St Ia the Virgin, St Ives
The site is dedicated to St Ia reputedly an Irish virgin and noblewoman. According to a life of St Gwinear of c.1300 she had intended to come to Cornwall as a missionary with him and his companions, in later accounts St Elwyn is noted as leader of the group. Being a somewhat tardy saint, she missed the boat, but fortunately a leaf enlarged itself into a boat especially for her. William of Worcester in 1478 said she was sister to St Erc (Erth) and St Euny. The present building was commenced in 1410 and consecrated in 1434. It probably replaced the 13th century town chapel and there was also a chapel of St Ia at Troon in Camborne by 1429. Both chapels had holy wells nearby. St Ives was originally a chapel of ease to Lelant, gaining a cemetery in 1542 and so effectively becoming the parish church of St Ives in 1576.
The church retains many of its original features and is unusual in Cornwall in being completed in the 15th century in the new Perpendicular style. The tower rises 80 feet above the town and must be one of the most painted and photographed in Cornwall. Its construction is of local granite, from the quarries of Zennor. The four pinnacles rest on the backs of angels. Internally the church has aisles of sandrock, following the Devon (wave moulding) rather than Cornish (hollow chamfer) standard. According to Betjeman, ‘the pillars and walls lean this way and that, giving the place a home-made look’. There is an outer southern aisle or Lady Chapel added by the Trenwith family in the 1460s. The internal roofs are of the wagon type, carved and painted, some with angels.
The granite font was in place by 1428 and there are several old bench ends. Choir stalls are probably of the 1530s and bear the name of John Payn, portreeve of the town who was executed in 1549 as a leader of the Western or Prayer Book Rebellion. The church was the subject of three nineteenth century restorations and the stained glass dates from this period. Modern adornments include a Madonna and Child carved in 1953 by Dame Barbara Hepworth in memory of her son Paul, killed in active service with the RAF. There is also a 1985 painting by Bryan Pearce, Three Angels.
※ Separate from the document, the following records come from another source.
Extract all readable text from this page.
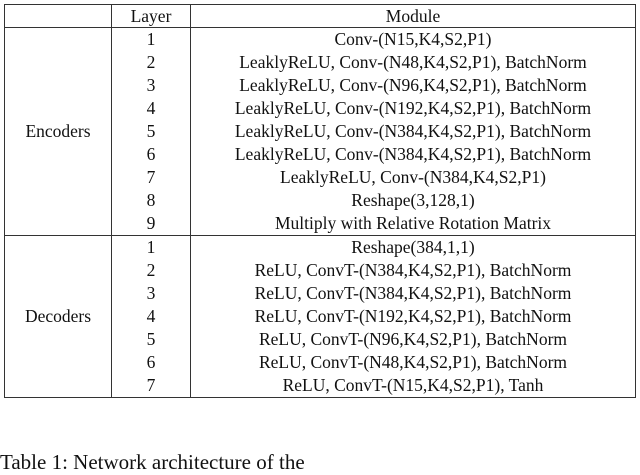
	Layer	Module
Encoders	1	Conv-(N15,K4,S2,P1)
	2	LeaklyReLU, Conv-(N48,K4,S2,P1), BatchNorm
	3	LeaklyReLU, Conv-(N96,K4,S2,P1), BatchNorm
	4	LeaklyReLU, Conv-(N192,K4,S2,P1), BatchNorm
	5	LeaklyReLU, Conv-(N384,K4,S2,P1), BatchNorm
	6	LeaklyReLU, Conv-(N384,K4,S2,P1), BatchNorm
	7	LeaklyReLU, Conv-(N384,K4,S2,P1)
	8	Reshape(3,128,1)
	9	Multiply with Relative Rotation Matrix
Decoders	1	Reshape(384,1,1)
	2	ReLU, ConvT-(N384,K4,S2,P1), BatchNorm
	3	ReLU, ConvT-(N384,K4,S2,P1), BatchNorm
	4	ReLU, ConvT-(N192,K4,S2,P1), BatchNorm
	5	ReLU, ConvT-(N96,K4,S2,P1), BatchNorm
	6	ReLU, ConvT-(N48,K4,S2,P1), BatchNorm
	7	ReLU, ConvT-(N15,K4,S2,P1), Tanh
Table 1: Network architecture of the
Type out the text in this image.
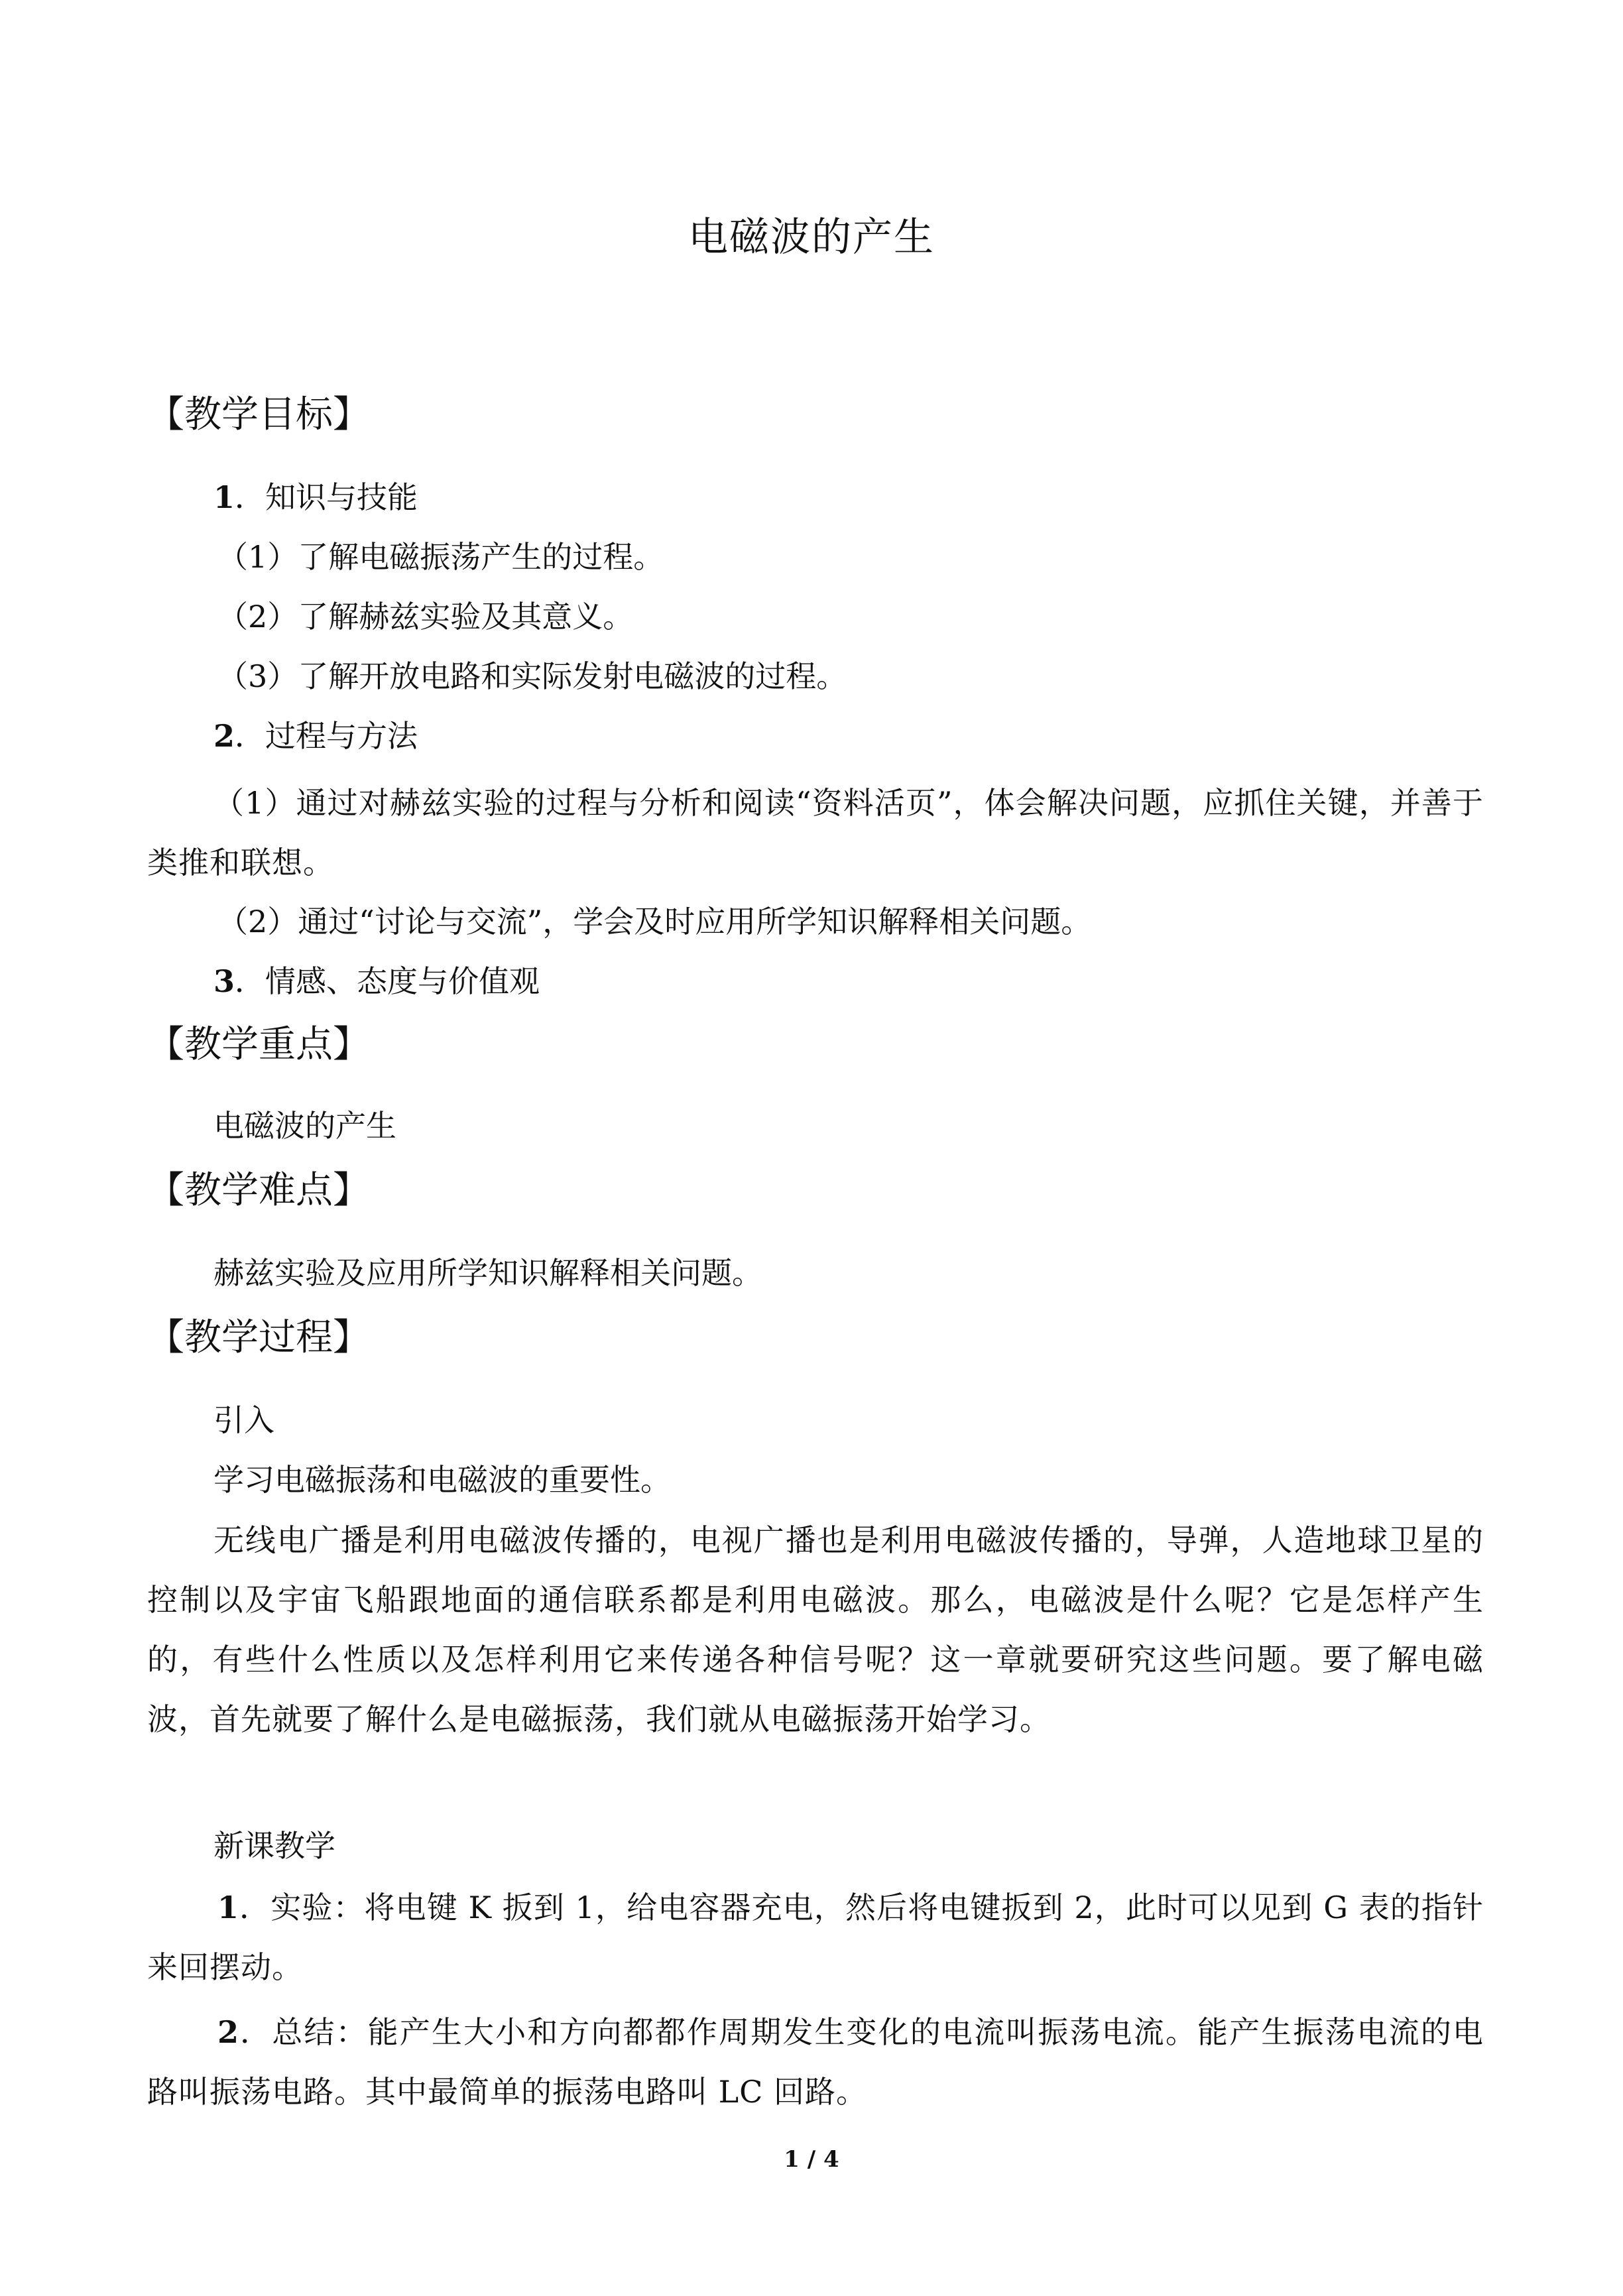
电磁波的产生
【教学目标】
1．知识与技能
（1）了解电磁振荡产生的过程。
（2）了解赫兹实验及其意义。
（3）了解开放电路和实际发射电磁波的过程。
2．过程与方法
（1）通过对赫兹实验的过程与分析和阅读“资料活页”，体会解决问题，应抓住关键，并善于类推和联想。
（2）通过“讨论与交流”，学会及时应用所学知识解释相关问题。
3．情感、态度与价值观
【教学重点】
电磁波的产生
【教学难点】
赫兹实验及应用所学知识解释相关问题。
【教学过程】
引入
学习电磁振荡和电磁波的重要性。
无线电广播是利用电磁波传播的，电视广播也是利用电磁波传播的，导弹，人造地球卫星的控制以及宇宙飞船跟地面的通信联系都是利用电磁波。那么，电磁波是什么呢？它是怎样产生的，有些什么性质以及怎样利用它来传递各种信号呢？这一章就要研究这些问题。要了解电磁波，首先就要了解什么是电磁振荡，我们就从电磁振荡开始学习。
新课教学
1．实验：将电键 K 扳到 1，给电容器充电，然后将电键扳到 2，此时可以见到 G 表的指针来回摆动。
2．总结：能产生大小和方向都都作周期发生变化的电流叫振荡电流。能产生振荡电流的电路叫振荡电路。其中最简单的振荡电路叫 LC 回路。
1 / 4
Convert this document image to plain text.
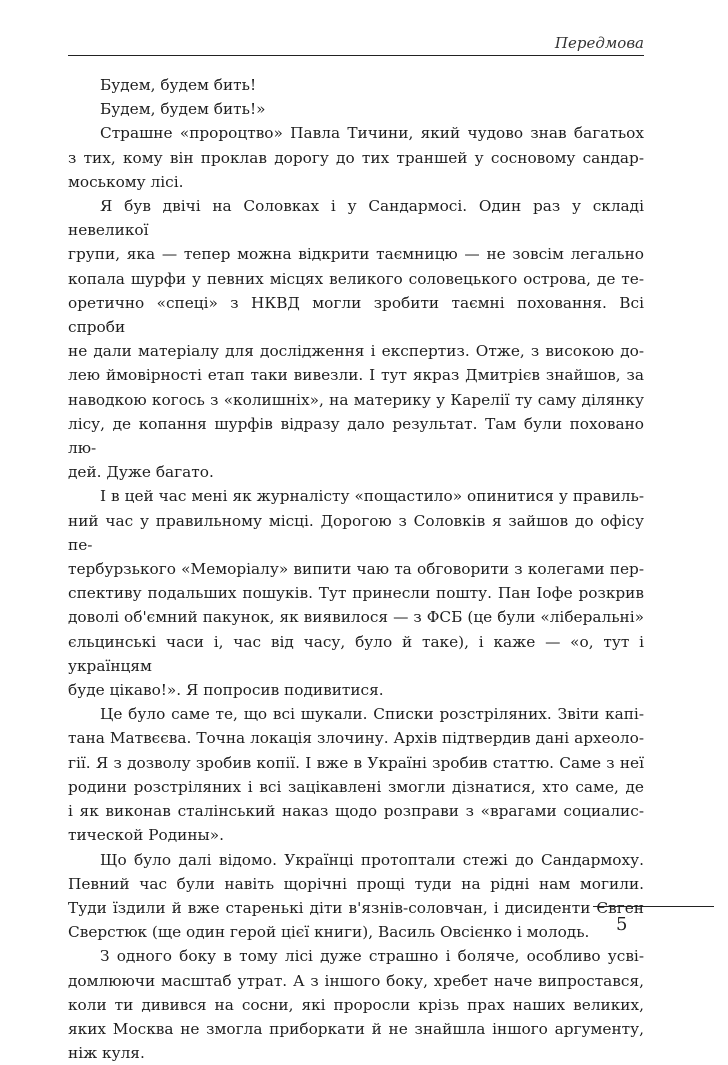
Передмова

Будем, будем бить!

Будем, будем бить!»

Страшне «пророцтво» Павла Тичини, який чудово знав багатьох

з тих, кому він проклав дорогу до тих траншей у сосновому сандар-

моському лісі.

Я був двічі на Соловках і у Сандармосі. Один раз у складі невеликої

групи, яка — тепер можна відкрити таємницю — не зовсім легально

копала шурфи у певних місцях великого соловецького острова, де те-

оретично «спеці» з НКВД могли зробити таємні поховання. Всі спроби

не дали матеріалу для дослідження і експертиз. Отже, з високою до-

лею ймовірності етап таки вивезли. І тут якраз Дмитрієв знайшов, за

наводкою когось з «колишніх», на материку у Карелії ту саму ділянку

лісу, де копання шурфів відразу дало результат. Там були поховано лю-

дей. Дуже багато.

І в цей час мені як журналісту «пощастило» опинитися у правиль-

ний час у правильному місці. Дорогою з Соловків я зайшов до офісу пе-

тербурзького «Меморіалу» випити чаю та обговорити з колегами пер-

спективу подальших пошуків. Тут принесли пошту. Пан Іофе розкрив

доволі об'ємний пакунок, як виявилося — з ФСБ (це були «ліберальні»

єльцинські часи і, час від часу, було й таке), і каже — «о, тут і українцям

буде цікаво!». Я попросив подивитися.

Це було саме те, що всі шукали. Списки розстріляних. Звіти капі-

тана Матвєєва. Точна локація злочину. Архів підтвердив дані археоло-

гії. Я з дозволу зробив копії. І вже в Україні зробив статтю. Саме з неї

родини розстріляних і всі зацікавлені змогли дізнатися, хто саме, де

і як виконав сталінський наказ щодо розправи з «врагами социалис-

тической Родины».

Що було далі відомо. Українці протоптали стежі до Сандармоху.

Певний час були навіть щорічні прощі туди на рідні нам могили.

Туди їздили й вже старенькі діти в'язнів-соловчан, і дисиденти Євген

Сверстюк (ще один герой цієї книги), Василь Овсієнко і молодь.

З одного боку в тому лісі дуже страшно і боляче, особливо усві-

домлюючи масштаб утрат. А з іншого боку, хребет наче випростався,

коли ти дивився на сосни, які проросли крізь прах наших великих,

яких Москва не змогла приборкати й не знайшла іншого аргументу,

ніж куля.

5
Outside, a 15th Century stone cross stands near the south entrance to the church. A gargoyle and grotesques from the same period can be seen on the south wall of the Lady Chapel. Successive rural deans complained about the lack of space in the churchyard well into the 1820s: there is a report from 1815 that it was so ‘narrow and contracted and choked up with corpses that the dead bodies are frequently dug up half decayed and the coffins thrown over the wall into the sea’. Fortunately, this issue has been addressed satisfactorily for some time now.